Education secretary Damian Hinds blasted by statistics watchdog for ‘serious’ concerns over use of figures
Education secretary Damian Hinds has been given a public dressing down by the statistics watchdog after his department made misleading and incorrect claims about England's schools.
Sir David Norgrove, chair of the UK Statistics Authority, has written to Hinds urging him to hire analysts to check before future information is given out in speeches and tweets.
The letter lists three examples of foul play from the Department for Education, with claims about school funding and standards missing key context.
A claim from junior minister Nick Gibb that in 2016 the UK had "leapfrogged" up a league table of reading abilities of nine-year-olds was "not correct" – with the UK rising two places, not the 11 claimed.
After describing his "serious concerns" with the department's "presentation and use of statistics", Sir David said: "I am sure you share my concerns that instances such as these do not help to promote trust and confidence in official data, and indeed risk undermining them."
It is the fifth time since November 2017 that the UK Statistics Authority has written to the Department for Education over its use of figures, prompting Sir David to "seek your reassurance that the department remains committed to the principles and practices defined in the statutory Code of Practice for Statistics."
He added: "In particular, I urge the department to involve analysts closely in the development of its communications, to ensure that data are properly presented in a way that does not mislead."
The complaint about school funding related to a tweet and a blog put out by the department on 28 September. Both were deemed to "misrepresent changes in school funding" as they did not compare like-with-like figures when put alongside how much cash went into other countries' education systems.
Hinds, who has been education secretary since January 2018, was also to taken to task over a boast in his speech to the Conservative party conference last week that 1.9m more children are "studying in good or outstanding schools" since the Tories came to office in 2010.
Sir David said: "While accurate as far as it goes, this figure does not give a full picture. It should be set in the context of increasing pupil numbers, changes to the inspection framework and some inspections that are now long in the past, as an earlier letter to the Department from the Office of Statistics Regulation pointed out."
In response, Hinds argued the figures do back up the claim of additional funding for schools, writing: "Several statistics in the OECD’s 2018 report comparing expenditure in 2015…demonstrate the UK as being among the higher spenders on education at primary and secondary level, whether you look at spend as a share of GDP, spend as a share of government spending or spend per pupil."
Tackling the concerns raised over the 1.9m statistic, Hinds claimed: "The proportion of children in schools whose last Ofsted judgement was Good or Outstanding has risen from 66% in 2010 to 86% in March 2018; to make this more intelligible we tend to use the number of children rather than a percentage figure – hence we express it as 1.9m more children in Good or Outstanding schools."
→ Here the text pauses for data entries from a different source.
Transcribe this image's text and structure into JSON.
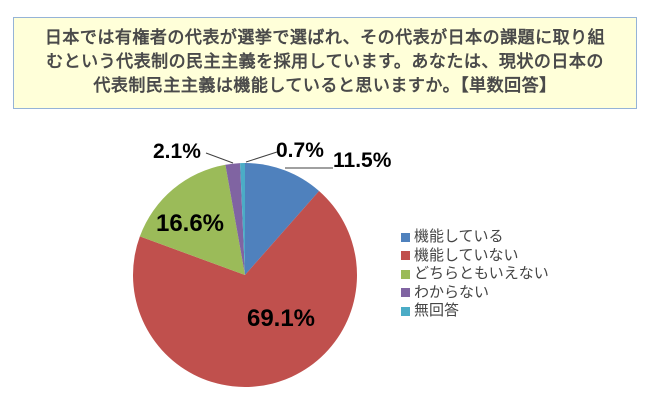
{
  "question_box": {
    "lines": [
      "日本では有権者の代表が選挙で選ばれ、その代表が日本の課題に取り組",
      "むという代表制の民主主義を採用しています。あなたは、現状の日本の",
      "代表制民主主義は機能していると思いますか。【単数回答】"
    ],
    "background": "#FFFFD9",
    "border_color": "#95B3D7",
    "text_color": "#4A4A4A"
  },
  "chart_data": {
    "type": "pie",
    "title": "",
    "categories": [
      "機能している",
      "機能していない",
      "どちらともいえない",
      "わからない",
      "無回答"
    ],
    "values": [
      11.5,
      69.1,
      16.6,
      2.1,
      0.7
    ],
    "labels": [
      "11.5%",
      "69.1%",
      "16.6%",
      "2.1%",
      "0.7%"
    ],
    "colors": [
      "#4F81BD",
      "#C0504D",
      "#9BBB59",
      "#8064A2",
      "#4BACC6"
    ],
    "start_angle_deg": 0,
    "direction": "clockwise",
    "legend_position": "right",
    "data_label_color": "#000000",
    "leader_line_color": "#404040"
  }
}
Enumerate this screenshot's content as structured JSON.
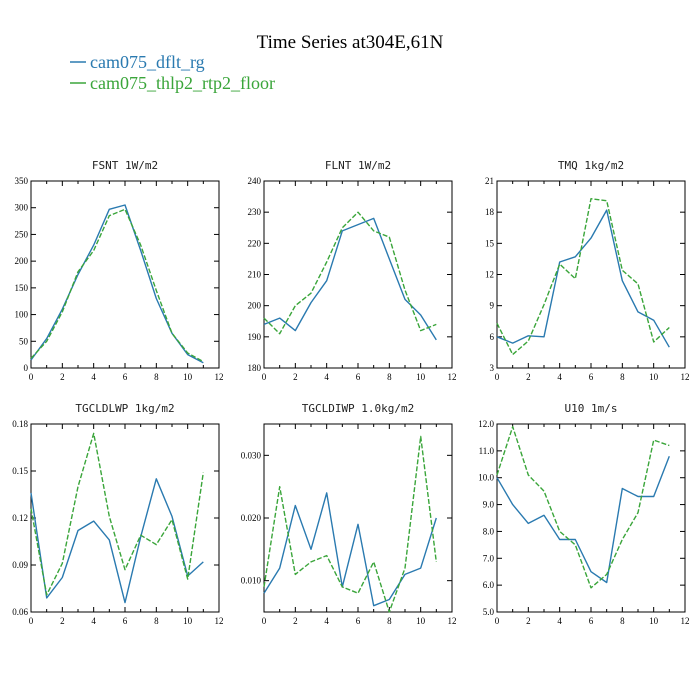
{
  "figure": {
    "title": "Time Series at304E,61N",
    "legend": [
      {
        "label": "cam075_dflt_rg",
        "color": "#2a7ab0"
      },
      {
        "label": "cam075_thlp2_rtp2_floor",
        "color": "#3aa53a"
      }
    ]
  },
  "chart_data": [
    {
      "type": "line",
      "title": "FSNT   1W/m2",
      "x": [
        0,
        1,
        2,
        3,
        4,
        5,
        6,
        7,
        8,
        9,
        10,
        11
      ],
      "xlim": [
        0,
        12
      ],
      "xticks": [
        0,
        2,
        4,
        6,
        8,
        10,
        12
      ],
      "ylim": [
        0,
        350
      ],
      "yticks": [
        0,
        50,
        100,
        150,
        200,
        250,
        300,
        350
      ],
      "ytick_labels": [
        "0",
        "50",
        "100",
        "150",
        "200",
        "250",
        "300",
        "350"
      ],
      "series": [
        {
          "name": "cam075_dflt_rg",
          "values": [
            15,
            55,
            110,
            175,
            230,
            297,
            305,
            220,
            130,
            65,
            25,
            10
          ],
          "color": "#2a7ab0",
          "dash": ""
        },
        {
          "name": "cam075_thlp2_rtp2_floor",
          "values": [
            18,
            50,
            105,
            180,
            220,
            285,
            297,
            230,
            145,
            65,
            28,
            12
          ],
          "color": "#3aa53a",
          "dash": "5,2"
        }
      ]
    },
    {
      "type": "line",
      "title": "FLNT   1W/m2",
      "x": [
        0,
        1,
        2,
        3,
        4,
        5,
        6,
        7,
        8,
        9,
        10,
        11
      ],
      "xlim": [
        0,
        12
      ],
      "xticks": [
        0,
        2,
        4,
        6,
        8,
        10,
        12
      ],
      "ylim": [
        180,
        240
      ],
      "yticks": [
        180,
        190,
        200,
        210,
        220,
        230,
        240
      ],
      "ytick_labels": [
        "180",
        "190",
        "200",
        "210",
        "220",
        "230",
        "240"
      ],
      "series": [
        {
          "name": "cam075_dflt_rg",
          "values": [
            194,
            196,
            192,
            201,
            208,
            224,
            226,
            228,
            215,
            202,
            197,
            189
          ],
          "color": "#2a7ab0",
          "dash": ""
        },
        {
          "name": "cam075_thlp2_rtp2_floor",
          "values": [
            196,
            191,
            200,
            204,
            214,
            225,
            230,
            224,
            222,
            205,
            192,
            194
          ],
          "color": "#3aa53a",
          "dash": "5,2"
        }
      ]
    },
    {
      "type": "line",
      "title": "TMQ   1kg/m2",
      "x": [
        0,
        1,
        2,
        3,
        4,
        5,
        6,
        7,
        8,
        9,
        10,
        11
      ],
      "xlim": [
        0,
        12
      ],
      "xticks": [
        0,
        2,
        4,
        6,
        8,
        10,
        12
      ],
      "ylim": [
        3,
        21
      ],
      "yticks": [
        3,
        6,
        9,
        12,
        15,
        18,
        21
      ],
      "ytick_labels": [
        "3",
        "6",
        "9",
        "12",
        "15",
        "18",
        "21"
      ],
      "series": [
        {
          "name": "cam075_dflt_rg",
          "values": [
            6.0,
            5.4,
            6.1,
            6.0,
            13.2,
            13.7,
            15.5,
            18.2,
            11.4,
            8.4,
            7.6,
            5.0
          ],
          "color": "#2a7ab0",
          "dash": ""
        },
        {
          "name": "cam075_thlp2_rtp2_floor",
          "values": [
            7.3,
            4.3,
            5.6,
            9.1,
            13.0,
            11.6,
            19.3,
            19.1,
            12.4,
            11.1,
            5.5,
            6.9
          ],
          "color": "#3aa53a",
          "dash": "5,2"
        }
      ]
    },
    {
      "type": "line",
      "title": "TGCLDLWP   1kg/m2",
      "x": [
        0,
        1,
        2,
        3,
        4,
        5,
        6,
        7,
        8,
        9,
        10,
        11
      ],
      "xlim": [
        0,
        12
      ],
      "xticks": [
        0,
        2,
        4,
        6,
        8,
        10,
        12
      ],
      "ylim": [
        0.06,
        0.18
      ],
      "yticks": [
        0.06,
        0.09,
        0.12,
        0.15,
        0.18
      ],
      "ytick_labels": [
        "0.06",
        "0.09",
        "0.12",
        "0.15",
        "0.18"
      ],
      "series": [
        {
          "name": "cam075_dflt_rg",
          "values": [
            0.136,
            0.069,
            0.082,
            0.112,
            0.118,
            0.106,
            0.066,
            0.108,
            0.145,
            0.121,
            0.083,
            0.092
          ],
          "color": "#2a7ab0",
          "dash": ""
        },
        {
          "name": "cam075_thlp2_rtp2_floor",
          "values": [
            0.126,
            0.071,
            0.091,
            0.14,
            0.174,
            0.121,
            0.087,
            0.109,
            0.103,
            0.119,
            0.081,
            0.149
          ],
          "color": "#3aa53a",
          "dash": "5,2"
        }
      ]
    },
    {
      "type": "line",
      "title": "TGCLDIWP   1.0kg/m2",
      "x": [
        0,
        1,
        2,
        3,
        4,
        5,
        6,
        7,
        8,
        9,
        10,
        11
      ],
      "xlim": [
        0,
        12
      ],
      "xticks": [
        0,
        2,
        4,
        6,
        8,
        10,
        12
      ],
      "ylim": [
        0.005,
        0.035
      ],
      "yticks": [
        0.01,
        0.02,
        0.03
      ],
      "ytick_labels": [
        "0.010",
        "0.020",
        "0.030"
      ],
      "series": [
        {
          "name": "cam075_dflt_rg",
          "values": [
            0.008,
            0.012,
            0.022,
            0.015,
            0.024,
            0.009,
            0.019,
            0.006,
            0.007,
            0.011,
            0.012,
            0.02
          ],
          "color": "#2a7ab0",
          "dash": ""
        },
        {
          "name": "cam075_thlp2_rtp2_floor",
          "values": [
            0.009,
            0.025,
            0.011,
            0.013,
            0.014,
            0.009,
            0.008,
            0.013,
            0.005,
            0.012,
            0.033,
            0.013
          ],
          "color": "#3aa53a",
          "dash": "5,2"
        }
      ]
    },
    {
      "type": "line",
      "title": "U10   1m/s",
      "x": [
        0,
        1,
        2,
        3,
        4,
        5,
        6,
        7,
        8,
        9,
        10,
        11
      ],
      "xlim": [
        0,
        12
      ],
      "xticks": [
        0,
        2,
        4,
        6,
        8,
        10,
        12
      ],
      "ylim": [
        5.0,
        12.0
      ],
      "yticks": [
        5.0,
        6.0,
        7.0,
        8.0,
        9.0,
        10.0,
        11.0,
        12.0
      ],
      "ytick_labels": [
        "5.0",
        "6.0",
        "7.0",
        "8.0",
        "9.0",
        "10.0",
        "11.0",
        "12.0"
      ],
      "series": [
        {
          "name": "cam075_dflt_rg",
          "values": [
            10.0,
            9.0,
            8.3,
            8.6,
            7.7,
            7.7,
            6.5,
            6.1,
            9.6,
            9.3,
            9.3,
            10.8
          ],
          "color": "#2a7ab0",
          "dash": ""
        },
        {
          "name": "cam075_thlp2_rtp2_floor",
          "values": [
            10.1,
            11.9,
            10.1,
            9.5,
            8.0,
            7.5,
            5.9,
            6.4,
            7.7,
            8.7,
            11.4,
            11.2
          ],
          "color": "#3aa53a",
          "dash": "5,2"
        }
      ]
    }
  ]
}
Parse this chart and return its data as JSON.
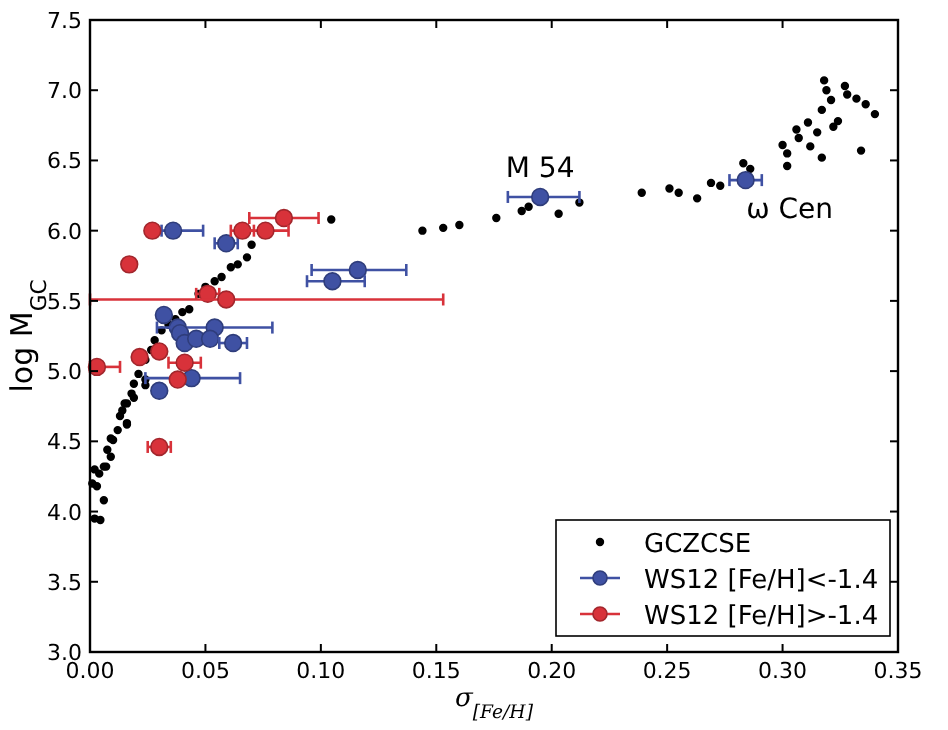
{
  "chart_data": {
    "type": "scatter",
    "xlabel": "σ$_{[Fe/H]}$",
    "ylabel": "log M$_{GC}$",
    "xlim": [
      0,
      0.35
    ],
    "ylim": [
      3.0,
      7.5
    ],
    "xticks": [
      {
        "value": 0,
        "label": "0.00"
      },
      {
        "value": 0.05,
        "label": "0.05"
      },
      {
        "value": 0.1,
        "label": "0.10"
      },
      {
        "value": 0.15,
        "label": "0.15"
      },
      {
        "value": 0.2,
        "label": "0.20"
      },
      {
        "value": 0.25,
        "label": "0.25"
      },
      {
        "value": 0.3,
        "label": "0.30"
      },
      {
        "value": 0.35,
        "label": "0.35"
      }
    ],
    "yticks": [
      {
        "value": 3,
        "label": "3.0"
      },
      {
        "value": 3.5,
        "label": "3.5"
      },
      {
        "value": 4,
        "label": "4.0"
      },
      {
        "value": 4.5,
        "label": "4.5"
      },
      {
        "value": 5,
        "label": "5.0"
      },
      {
        "value": 5.5,
        "label": "5.5"
      },
      {
        "value": 6,
        "label": "6.0"
      },
      {
        "value": 6.5,
        "label": "6.5"
      },
      {
        "value": 7,
        "label": "7.0"
      },
      {
        "value": 7.5,
        "label": "7.5"
      }
    ],
    "legend": "bottom right",
    "marker": "circle",
    "annotations": [
      {
        "text": "M 54",
        "x": 0.195,
        "y": 6.24
      },
      {
        "text": "ω Cen",
        "x": 0.284,
        "y": 6.36
      }
    ],
    "series": [
      {
        "name": "GCZCSE",
        "color": "#000000",
        "x": [
          0.002,
          0.001,
          0.002,
          0.003,
          0.004,
          0.006,
          0.0045,
          0.006,
          0.007,
          0.0075,
          0.009,
          0.009,
          0.01,
          0.012,
          0.013,
          0.015,
          0.014,
          0.016,
          0.016,
          0.016,
          0.018,
          0.019,
          0.019,
          0.021,
          0.024,
          0.024,
          0.024,
          0.0265,
          0.028,
          0.031,
          0.034,
          0.037,
          0.04,
          0.043,
          0.047,
          0.05,
          0.054,
          0.057,
          0.061,
          0.064,
          0.068,
          0.07,
          0.1045,
          0.144,
          0.153,
          0.16,
          0.176,
          0.187,
          0.19,
          0.203,
          0.212,
          0.239,
          0.251,
          0.255,
          0.263,
          0.269,
          0.273,
          0.283,
          0.286,
          0.3,
          0.302,
          0.302,
          0.306,
          0.307,
          0.311,
          0.312,
          0.315,
          0.317,
          0.318,
          0.319,
          0.317,
          0.321,
          0.322,
          0.324,
          0.327,
          0.328,
          0.332,
          0.334,
          0.336,
          0.34
        ],
        "values": [
          3.95,
          4.2,
          4.3,
          4.18,
          4.27,
          4.08,
          3.94,
          4.32,
          4.32,
          4.44,
          4.39,
          4.52,
          4.51,
          4.58,
          4.68,
          4.77,
          4.72,
          4.63,
          4.62,
          4.77,
          4.84,
          4.91,
          4.81,
          4.98,
          5.08,
          4.9,
          4.94,
          5.15,
          5.22,
          5.29,
          5.33,
          5.37,
          5.42,
          5.44,
          5.55,
          5.6,
          5.64,
          5.67,
          5.74,
          5.76,
          5.81,
          5.9,
          6.08,
          6.0,
          6.02,
          6.04,
          6.09,
          6.14,
          6.17,
          6.12,
          6.2,
          6.27,
          6.3,
          6.27,
          6.23,
          6.34,
          6.32,
          6.48,
          6.44,
          6.61,
          6.55,
          6.46,
          6.72,
          6.66,
          6.77,
          6.6,
          6.7,
          6.86,
          7.07,
          7.0,
          6.52,
          6.93,
          6.74,
          6.78,
          7.03,
          6.97,
          6.94,
          6.57,
          6.9,
          6.83
        ]
      },
      {
        "name": "WS12 [Fe/H]<-1.4",
        "color": "#3f51a3",
        "x": [
          0.036,
          0.059,
          0.116,
          0.105,
          0.032,
          0.038,
          0.054,
          0.039,
          0.041,
          0.046,
          0.052,
          0.062,
          0.044,
          0.03,
          0.195,
          0.284
        ],
        "values": [
          6.0,
          5.91,
          5.72,
          5.64,
          5.4,
          5.31,
          5.31,
          5.27,
          5.2,
          5.23,
          5.23,
          5.2,
          4.95,
          4.86,
          6.24,
          6.36
        ],
        "xerrors": [
          [
            0.031,
            0.049
          ],
          0.005,
          [
            0.096,
            0.137
          ],
          [
            0.094,
            0.119
          ],
          null,
          null,
          [
            0.029,
            0.079
          ],
          null,
          null,
          null,
          null,
          0.006,
          [
            0.024,
            0.065
          ],
          null,
          [
            0.181,
            0.212
          ],
          0.007
        ]
      },
      {
        "name": "WS12 [Fe/H]>-1.4",
        "color": "#d8323a",
        "x": [
          0.084,
          0.027,
          0.066,
          0.076,
          0.017,
          0.051,
          0.059,
          0.0215,
          0.03,
          0.041,
          0.038,
          0.003,
          0.03
        ],
        "values": [
          6.09,
          6.0,
          6.0,
          6.0,
          5.76,
          5.55,
          5.51,
          5.1,
          5.14,
          5.06,
          4.94,
          5.03,
          4.46
        ],
        "xerrors": [
          0.015,
          null,
          0.005,
          0.01,
          null,
          0.005,
          [
            0.0,
            0.153
          ],
          null,
          null,
          0.007,
          null,
          [
            0.0,
            0.013
          ],
          0.005
        ]
      }
    ]
  }
}
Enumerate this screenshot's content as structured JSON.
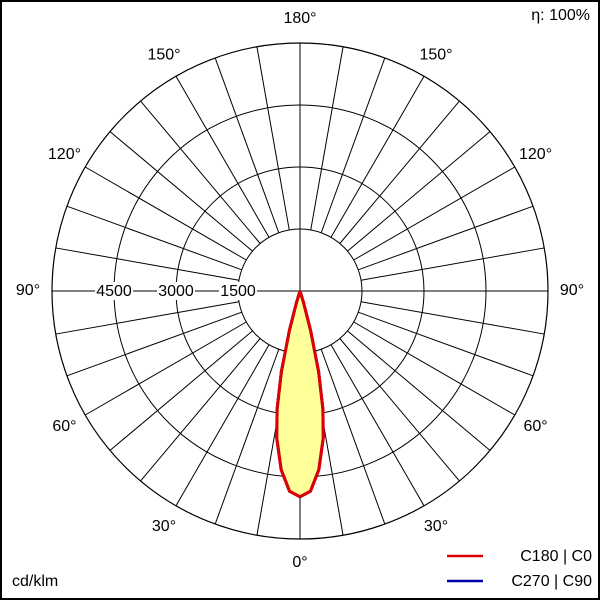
{
  "chart_data": {
    "type": "polar",
    "efficiency": "η: 100%",
    "unit": "cd/klm",
    "x": [
      0,
      3,
      6,
      9,
      11,
      13,
      15,
      17,
      20
    ],
    "series": [
      {
        "name": "C180 | C0",
        "color": "#e00000",
        "values": [
          4980,
          4850,
          4350,
          3600,
          2900,
          2000,
          1000,
          300,
          0
        ]
      },
      {
        "name": "C270 | C90",
        "color": "#0000aa",
        "values": [
          4980,
          4850,
          4350,
          3600,
          2900,
          2000,
          1000,
          300,
          0
        ]
      }
    ],
    "fill": "#ffff99",
    "rlim": [
      0,
      6000
    ],
    "rticks": [
      1500,
      3000,
      4500
    ],
    "angleticks": [
      {
        "value": 0,
        "label": "0°"
      },
      {
        "value": 30,
        "label": "30°"
      },
      {
        "value": 60,
        "label": "60°"
      },
      {
        "value": 90,
        "label": "90°"
      },
      {
        "value": 120,
        "label": "120°"
      },
      {
        "value": 150,
        "label": "150°"
      },
      {
        "value": 180,
        "label": "180°"
      }
    ]
  }
}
Labour's shadow education secretary, Angela Rayner, said: “This is a humiliating rebuke for Tory ministers. The education secretary has not even been in office for a year, yet this is the fourth time he has been caught by the government’s own watchdog making a claim that is wildly misleading or blatantly false.
“They need to come clean and stop deceiving the public in a desperate attempt to cover up their shocking record."